Fund urges Barclays to drop ABN AMRO bid - reports
AMSTERDAM, June 11 (Reuters) New York activist hedge fund Atticus Capital LP has acquired shares of British bank Barclays Plc and is pushing the bank to drop its 63 billion-euro (.6 billion) bid for Dutch bank ABN AMRO, the Financial Times reported on Monday.
Barclays rejected suggestions for it to drop its bid, saying that the fund's views were not representative of the views of its shareholders, the newspaper reported, without naming anyone.
The Wall Street Journal also reported that Atticus told Barclays officials that Barclays stock is undervalued and that if the bank dropped its bid, Barclays stock price would increase.

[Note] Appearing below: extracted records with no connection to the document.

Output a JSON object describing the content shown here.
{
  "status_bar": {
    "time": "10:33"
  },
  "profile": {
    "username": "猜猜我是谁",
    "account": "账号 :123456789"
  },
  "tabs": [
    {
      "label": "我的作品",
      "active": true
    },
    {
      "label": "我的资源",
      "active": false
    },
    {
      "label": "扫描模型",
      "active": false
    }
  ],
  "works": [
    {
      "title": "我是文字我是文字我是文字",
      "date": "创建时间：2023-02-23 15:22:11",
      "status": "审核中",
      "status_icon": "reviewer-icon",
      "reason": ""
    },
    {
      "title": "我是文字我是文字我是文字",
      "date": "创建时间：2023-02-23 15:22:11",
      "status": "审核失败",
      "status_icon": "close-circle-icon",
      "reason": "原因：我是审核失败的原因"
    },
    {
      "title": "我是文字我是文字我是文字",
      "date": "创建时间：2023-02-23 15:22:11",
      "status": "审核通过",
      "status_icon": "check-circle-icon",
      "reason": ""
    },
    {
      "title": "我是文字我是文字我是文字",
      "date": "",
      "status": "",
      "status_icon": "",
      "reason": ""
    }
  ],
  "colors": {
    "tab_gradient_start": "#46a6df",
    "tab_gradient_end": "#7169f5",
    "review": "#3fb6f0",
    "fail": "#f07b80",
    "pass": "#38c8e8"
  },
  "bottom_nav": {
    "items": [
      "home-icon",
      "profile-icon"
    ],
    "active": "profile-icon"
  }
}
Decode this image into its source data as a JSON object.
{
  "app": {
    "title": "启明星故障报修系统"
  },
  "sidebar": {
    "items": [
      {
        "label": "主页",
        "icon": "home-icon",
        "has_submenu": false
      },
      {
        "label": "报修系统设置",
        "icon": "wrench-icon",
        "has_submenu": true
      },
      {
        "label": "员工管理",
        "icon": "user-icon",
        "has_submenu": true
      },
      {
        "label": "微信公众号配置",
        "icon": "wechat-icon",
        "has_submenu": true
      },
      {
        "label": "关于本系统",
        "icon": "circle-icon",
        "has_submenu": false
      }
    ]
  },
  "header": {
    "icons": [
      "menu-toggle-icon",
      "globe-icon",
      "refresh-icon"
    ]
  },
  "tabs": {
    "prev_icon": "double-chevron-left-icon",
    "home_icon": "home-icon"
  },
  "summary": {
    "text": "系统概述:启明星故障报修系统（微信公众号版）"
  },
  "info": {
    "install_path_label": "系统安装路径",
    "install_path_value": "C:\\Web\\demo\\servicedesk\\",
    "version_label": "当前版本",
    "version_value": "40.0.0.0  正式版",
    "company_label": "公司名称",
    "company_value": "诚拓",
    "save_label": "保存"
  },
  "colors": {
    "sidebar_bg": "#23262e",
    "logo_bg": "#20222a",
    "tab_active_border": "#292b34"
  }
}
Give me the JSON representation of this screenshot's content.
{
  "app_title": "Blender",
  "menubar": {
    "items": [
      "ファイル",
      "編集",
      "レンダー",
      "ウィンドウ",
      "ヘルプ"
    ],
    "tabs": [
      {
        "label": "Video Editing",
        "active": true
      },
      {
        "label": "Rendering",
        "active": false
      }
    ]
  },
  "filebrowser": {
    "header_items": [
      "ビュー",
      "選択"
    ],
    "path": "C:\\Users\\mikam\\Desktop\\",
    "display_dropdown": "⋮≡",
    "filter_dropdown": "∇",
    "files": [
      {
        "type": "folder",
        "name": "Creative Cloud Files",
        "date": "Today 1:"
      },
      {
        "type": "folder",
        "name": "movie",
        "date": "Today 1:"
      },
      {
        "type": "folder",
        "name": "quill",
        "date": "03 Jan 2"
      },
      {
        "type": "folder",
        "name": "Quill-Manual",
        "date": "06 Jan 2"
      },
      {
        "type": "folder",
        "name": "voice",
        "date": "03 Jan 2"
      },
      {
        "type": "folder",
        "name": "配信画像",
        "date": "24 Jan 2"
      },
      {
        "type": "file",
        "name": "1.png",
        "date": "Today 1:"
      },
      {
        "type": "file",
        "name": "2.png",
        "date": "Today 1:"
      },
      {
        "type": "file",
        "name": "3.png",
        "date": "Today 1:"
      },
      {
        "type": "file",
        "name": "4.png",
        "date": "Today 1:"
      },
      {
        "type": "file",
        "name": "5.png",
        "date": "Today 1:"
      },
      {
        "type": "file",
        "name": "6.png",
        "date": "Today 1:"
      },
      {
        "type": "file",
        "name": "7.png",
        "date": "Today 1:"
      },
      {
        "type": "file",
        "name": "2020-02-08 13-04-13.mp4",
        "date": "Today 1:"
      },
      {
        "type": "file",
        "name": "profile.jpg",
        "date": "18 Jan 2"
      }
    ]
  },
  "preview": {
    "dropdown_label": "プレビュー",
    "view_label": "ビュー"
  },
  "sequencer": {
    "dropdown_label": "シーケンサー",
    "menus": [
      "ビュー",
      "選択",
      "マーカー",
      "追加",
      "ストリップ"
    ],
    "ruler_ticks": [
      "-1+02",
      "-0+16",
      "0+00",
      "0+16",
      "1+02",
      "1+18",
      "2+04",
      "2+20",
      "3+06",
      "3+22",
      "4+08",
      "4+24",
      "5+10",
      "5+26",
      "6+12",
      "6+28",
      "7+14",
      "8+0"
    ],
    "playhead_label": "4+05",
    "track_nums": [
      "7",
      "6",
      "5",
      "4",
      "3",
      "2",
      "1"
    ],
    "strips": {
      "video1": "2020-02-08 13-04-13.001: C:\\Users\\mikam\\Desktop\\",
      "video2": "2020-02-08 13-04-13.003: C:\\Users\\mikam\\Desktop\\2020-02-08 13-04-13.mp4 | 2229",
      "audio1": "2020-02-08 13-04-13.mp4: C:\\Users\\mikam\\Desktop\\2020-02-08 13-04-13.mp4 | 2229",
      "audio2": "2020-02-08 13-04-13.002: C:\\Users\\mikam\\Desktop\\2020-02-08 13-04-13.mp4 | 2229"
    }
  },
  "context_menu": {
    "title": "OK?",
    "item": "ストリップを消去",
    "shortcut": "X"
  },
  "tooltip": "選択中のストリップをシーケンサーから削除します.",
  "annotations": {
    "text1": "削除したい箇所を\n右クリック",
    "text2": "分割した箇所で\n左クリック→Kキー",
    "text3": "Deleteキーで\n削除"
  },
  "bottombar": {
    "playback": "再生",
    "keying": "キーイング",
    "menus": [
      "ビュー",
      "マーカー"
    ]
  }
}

The newspaper had a similar response from Barclays.
Barclays declined to comment on Monday.
Barclays and ABN agreed to an all-share takeover of ABN in late April, but the deal has been complicated after a Dutch court froze ABN's side deal to sell its U.S. subsidiary LaSalle Bank to Bank of America Corp., and as a consortium led by Royal Bank of Scotland said it was willing to pay 71 billion euros for ABN, mostly in cash.
The FT reported that several other Barclays shareholders warned the bank not to raise its bid for ABN.
In a letter to Barclays Chairman Marcus Agius, Atticus Capital Chairman Timothy Barakett and Vice-Chairman David Slager said that Barclays' all-stock deal to buy ABN was an offer to buy ''an inferior business at inflated prices'' and that they would seek to persuade other shareholders.